Whether the amount of sublease space on the market has affected direct leases depends. While most landlords have not lowered rental rates, many are offering more concessions than they did pre-Covid.
 
“It depends on the market (how sublease space affects direct space),” Lustgarten said. “In Century City, we’re still seeing pretty high rents, and the sublease spaces are still getting pretty good rents. Landlords are not dropping their rents to compete with sublease space.
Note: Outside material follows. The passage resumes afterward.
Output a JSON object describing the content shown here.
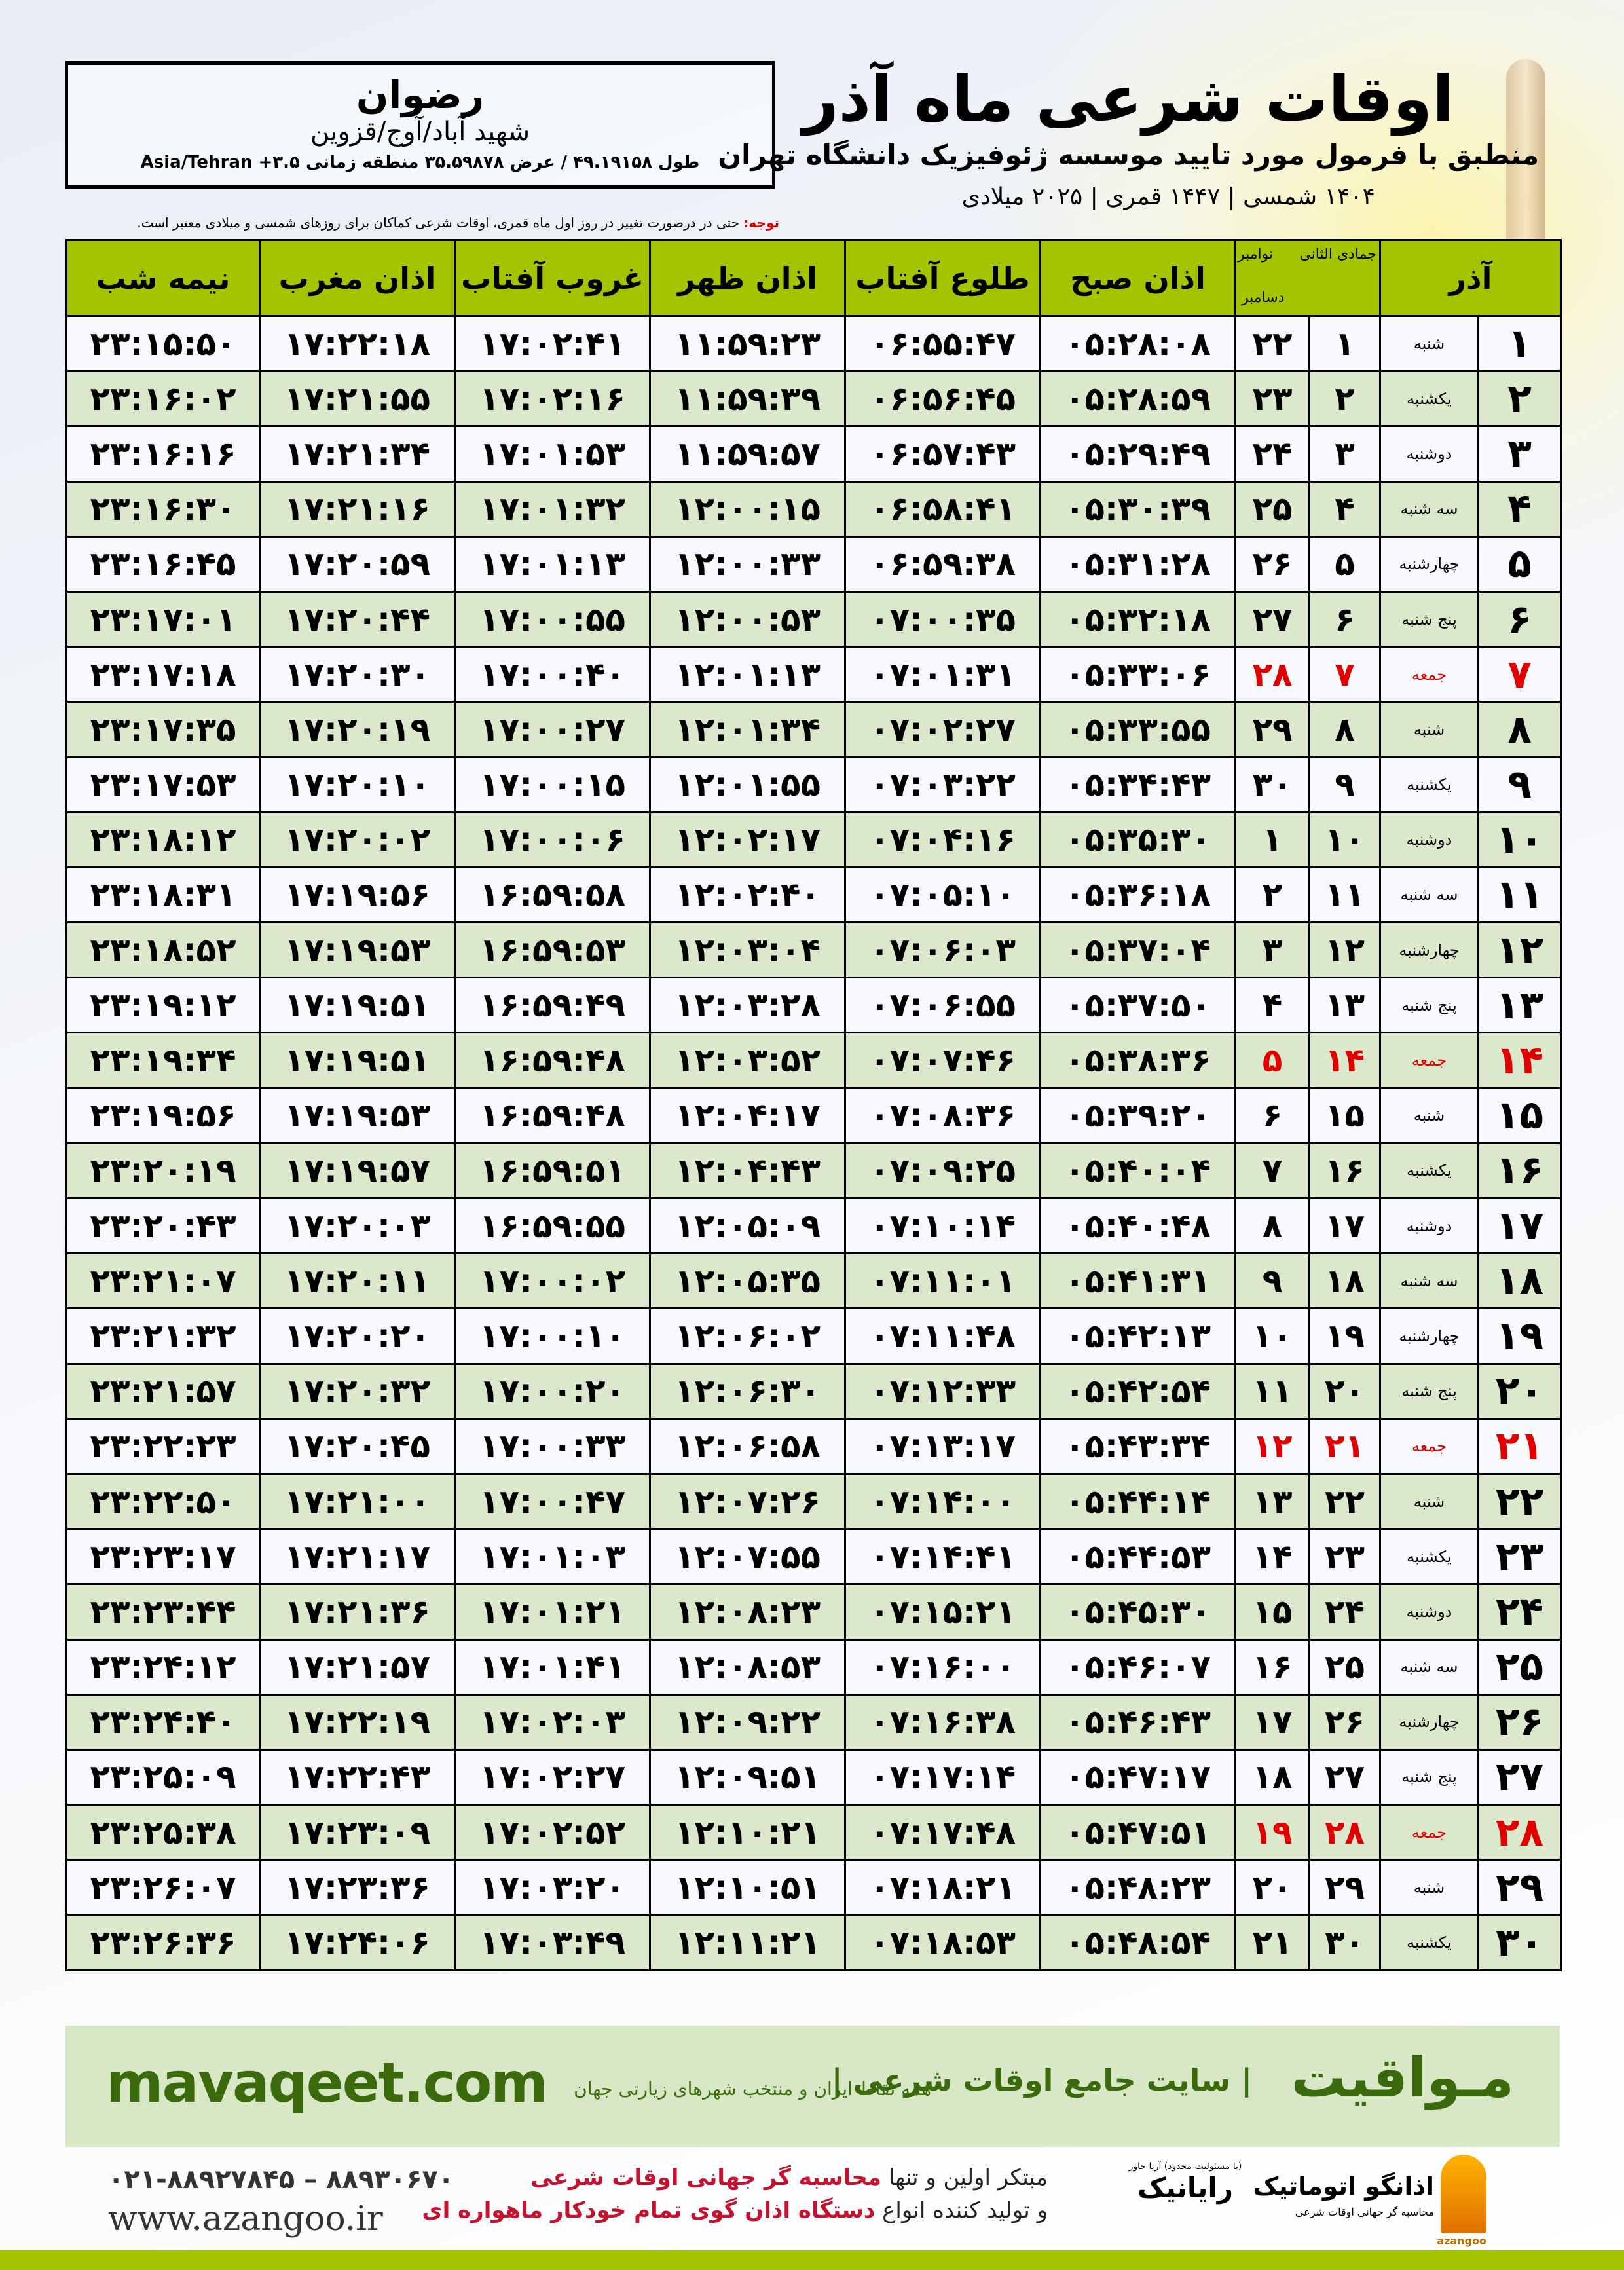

In a market like downtown L.A., landlords aren’t competing with sublease space because there is such a spread between the sublease rents and the direct rents, but they are making concessions,” Lustgarten said.


Experts said concessions can come in the form of more tenant improvement allowances, free rent, free parking and other benefits.

 
“A lot of the institutional owners are trying to offer enough free rent and hold their rates,” Larsen said.


Arty Maharajh, a research manager at Avison Young, said there’s a reason landlords offer concessions rather than lowering rents.


“Every landlord wants to hold that almighty face rate 
as high as possible and as stable as possible because that is their exit strategy.”
 
Larsen said for some tenants with specific needs, the higher tenant improvement allowances can be desirable as some of them want to build out space that works for them and the Covid policies they have implemented.

 
And some landlords are spending money on high-end spec spaces with more offices and less open spaces, a format they anticipate being desirable to tenants.
Larsen added that although entertainment and streaming companies are still likely signing long-term deals, many other types of companies are just signing short renewals.


But there are some positive signs in the market, and Lustgarten does not expect to see a ton of new sublease space go up.


“It spiked, it’s leveled off, and good, quality spaces have been sublet,” he said.
But Watson said there could be one wrinkle: a 500,000-square-foot space coming online that DirecTV is hoping to sublease in El Segundo.


“That’s a huge block of space and will be hard to come back from,” he said. “The trend down could be temporary, but if large blocks come on and large blocks come off, it really affects the space.”